At the front of it is a Fresnel lens that ExpoImaging claims can give you up to eight times more light at 30 feet away than you'd have without it. Because it focuses and throws your pop-up flash's light beyond its normal reach, it's only meant to be used with lens focal lengths longer than 100mm and subjects more than 20 feet away.
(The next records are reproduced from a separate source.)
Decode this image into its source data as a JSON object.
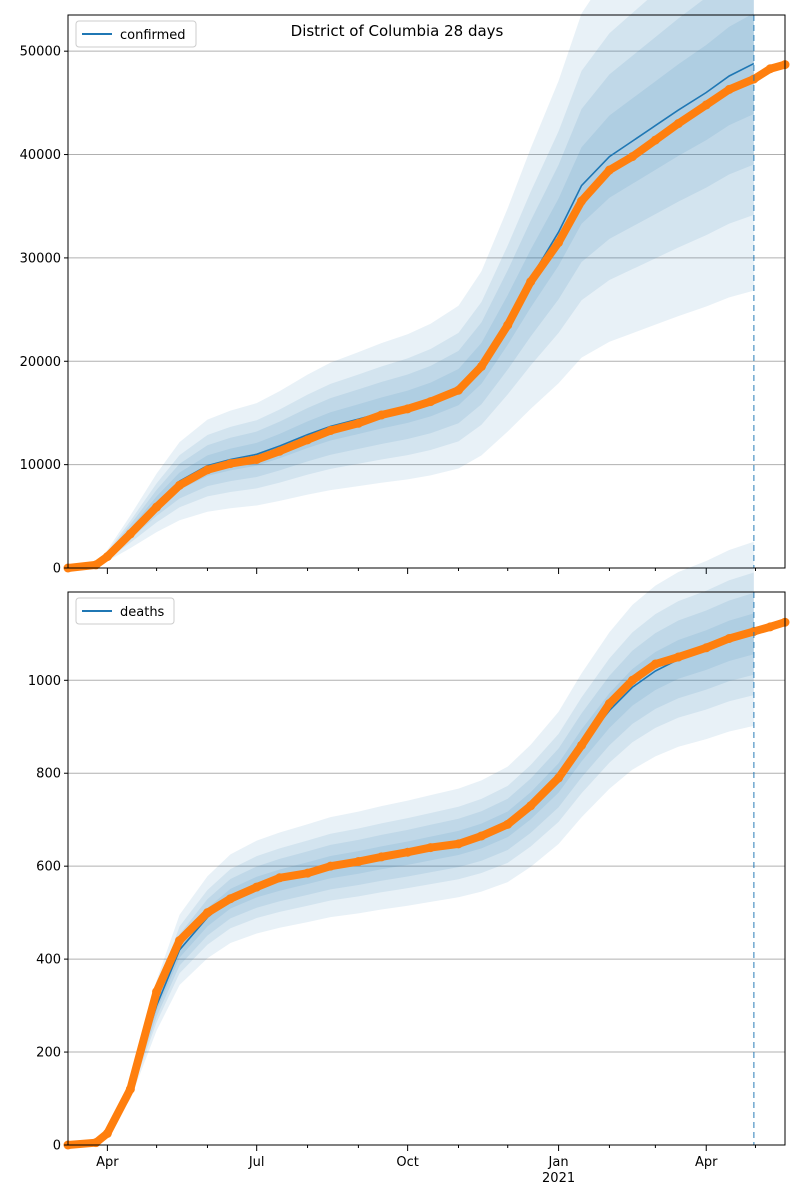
{
  "figure": {
    "title": "District of Columbia 28 days"
  },
  "chart_data": [
    {
      "type": "line",
      "series_name": "confirmed",
      "legend": "upper left",
      "grid": "horizontal",
      "ylim": [
        0,
        53500
      ],
      "yticks": [
        0,
        10000,
        20000,
        30000,
        40000,
        50000
      ],
      "xlim": [
        "2020-03-08",
        "2021-05-19"
      ],
      "vline_date": "2021-04-30",
      "x": [
        "2020-03-08",
        "2020-03-25",
        "2020-04-01",
        "2020-04-15",
        "2020-05-01",
        "2020-05-15",
        "2020-06-01",
        "2020-06-15",
        "2020-07-01",
        "2020-07-15",
        "2020-08-01",
        "2020-08-15",
        "2020-09-01",
        "2020-09-15",
        "2020-10-01",
        "2020-10-15",
        "2020-11-01",
        "2020-11-15",
        "2020-12-01",
        "2020-12-15",
        "2021-01-01",
        "2021-01-15",
        "2021-02-01",
        "2021-02-15",
        "2021-03-01",
        "2021-03-15",
        "2021-04-01",
        "2021-04-15",
        "2021-04-30"
      ],
      "fit": [
        0,
        300,
        1200,
        3500,
        6300,
        8400,
        9900,
        10500,
        11000,
        11800,
        12900,
        13700,
        14400,
        15000,
        15600,
        16300,
        17500,
        19800,
        24000,
        28000,
        32500,
        37000,
        39800,
        41300,
        42800,
        44300,
        46000,
        47600,
        48800
      ],
      "band_halfwidth_pct": [
        0.1,
        0.2,
        0.3,
        0.45
      ],
      "observed_x": [
        "2020-03-08",
        "2020-03-25",
        "2020-04-01",
        "2020-04-15",
        "2020-05-01",
        "2020-05-15",
        "2020-06-01",
        "2020-06-15",
        "2020-07-01",
        "2020-07-15",
        "2020-08-01",
        "2020-08-15",
        "2020-09-01",
        "2020-09-15",
        "2020-10-01",
        "2020-10-15",
        "2020-11-01",
        "2020-11-15",
        "2020-12-01",
        "2020-12-15",
        "2021-01-01",
        "2021-01-15",
        "2021-02-01",
        "2021-02-15",
        "2021-03-01",
        "2021-03-15",
        "2021-04-01",
        "2021-04-15",
        "2021-04-30",
        "2021-05-10",
        "2021-05-19"
      ],
      "observed": [
        0,
        300,
        1100,
        3300,
        5900,
        8000,
        9500,
        10100,
        10500,
        11300,
        12400,
        13300,
        14000,
        14800,
        15400,
        16100,
        17200,
        19500,
        23500,
        27700,
        31500,
        35500,
        38500,
        39800,
        41400,
        43000,
        44800,
        46300,
        47300,
        48300,
        48700
      ]
    },
    {
      "type": "line",
      "series_name": "deaths",
      "legend": "upper left",
      "grid": "horizontal",
      "ylim": [
        0,
        1190
      ],
      "yticks": [
        0,
        200,
        400,
        600,
        800,
        1000
      ],
      "xlim": [
        "2020-03-08",
        "2021-05-19"
      ],
      "vline_date": "2021-04-30",
      "x": [
        "2020-03-08",
        "2020-03-25",
        "2020-04-01",
        "2020-04-15",
        "2020-05-01",
        "2020-05-15",
        "2020-06-01",
        "2020-06-15",
        "2020-07-01",
        "2020-07-15",
        "2020-08-01",
        "2020-08-15",
        "2020-09-01",
        "2020-09-15",
        "2020-10-01",
        "2020-10-15",
        "2020-11-01",
        "2020-11-15",
        "2020-12-01",
        "2020-12-15",
        "2021-01-01",
        "2021-01-15",
        "2021-02-01",
        "2021-02-15",
        "2021-03-01",
        "2021-03-15",
        "2021-04-01",
        "2021-04-15",
        "2021-04-30"
      ],
      "fit": [
        0,
        8,
        30,
        120,
        300,
        420,
        490,
        530,
        555,
        570,
        585,
        598,
        608,
        618,
        628,
        638,
        650,
        665,
        690,
        730,
        790,
        860,
        935,
        985,
        1020,
        1045,
        1065,
        1085,
        1100
      ],
      "band_halfwidth_pct": [
        0.04,
        0.08,
        0.12,
        0.18
      ],
      "observed_x": [
        "2020-03-08",
        "2020-03-25",
        "2020-04-01",
        "2020-04-15",
        "2020-05-01",
        "2020-05-15",
        "2020-06-01",
        "2020-06-15",
        "2020-07-01",
        "2020-07-15",
        "2020-08-01",
        "2020-08-15",
        "2020-09-01",
        "2020-09-15",
        "2020-10-01",
        "2020-10-15",
        "2020-11-01",
        "2020-11-15",
        "2020-12-01",
        "2020-12-15",
        "2021-01-01",
        "2021-01-15",
        "2021-02-01",
        "2021-02-15",
        "2021-03-01",
        "2021-03-15",
        "2021-04-01",
        "2021-04-15",
        "2021-04-30",
        "2021-05-10",
        "2021-05-19"
      ],
      "observed": [
        0,
        5,
        25,
        120,
        330,
        440,
        500,
        530,
        555,
        575,
        585,
        600,
        610,
        620,
        630,
        640,
        648,
        665,
        690,
        730,
        790,
        860,
        950,
        1000,
        1035,
        1050,
        1070,
        1090,
        1105,
        1115,
        1125
      ]
    }
  ],
  "x_axis": {
    "tick_labels": [
      {
        "date": "2020-04-01",
        "label": "Apr"
      },
      {
        "date": "2020-07-01",
        "label": "Jul"
      },
      {
        "date": "2020-10-01",
        "label": "Oct"
      },
      {
        "date": "2021-01-01",
        "label": "Jan"
      },
      {
        "date": "2021-04-01",
        "label": "Apr"
      }
    ],
    "year_label": "2021",
    "minor_ticks": [
      "2020-05-01",
      "2020-06-01",
      "2020-08-01",
      "2020-09-01",
      "2020-11-01",
      "2020-12-01",
      "2021-02-01",
      "2021-03-01",
      "2021-05-01"
    ]
  },
  "colors": {
    "fit_line": "#1f77b4",
    "band": "#1f77b4",
    "observed": "#ff7f0e",
    "grid": "#b0b0b0",
    "vline": "#1f77b4"
  }
}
The sample image to the right was taken with a Nikon D7100 using its 18-105mm kit lens zoomed all the way in (a 35mm equivalent of 157.5mm). The top picture was taken with the pop-up flash alone, while the bottom was taken with the Safari. So, yes, it works, and works well, too.

It's best suited for strongly backlit subjects or those that are in full shade. Even then, subjects do still look like they're being lit by a direct flash, which is not always the most attractive lighting.

Still, if you've got a 100mm or longer lens for your dSLR, at $34.95 this is a thrifty way to get more out of your pop-up flash, whether you're trying to brighten up a bird cloaked in the darkness of a tree canopy or avoid silhouetting someone in a sunset.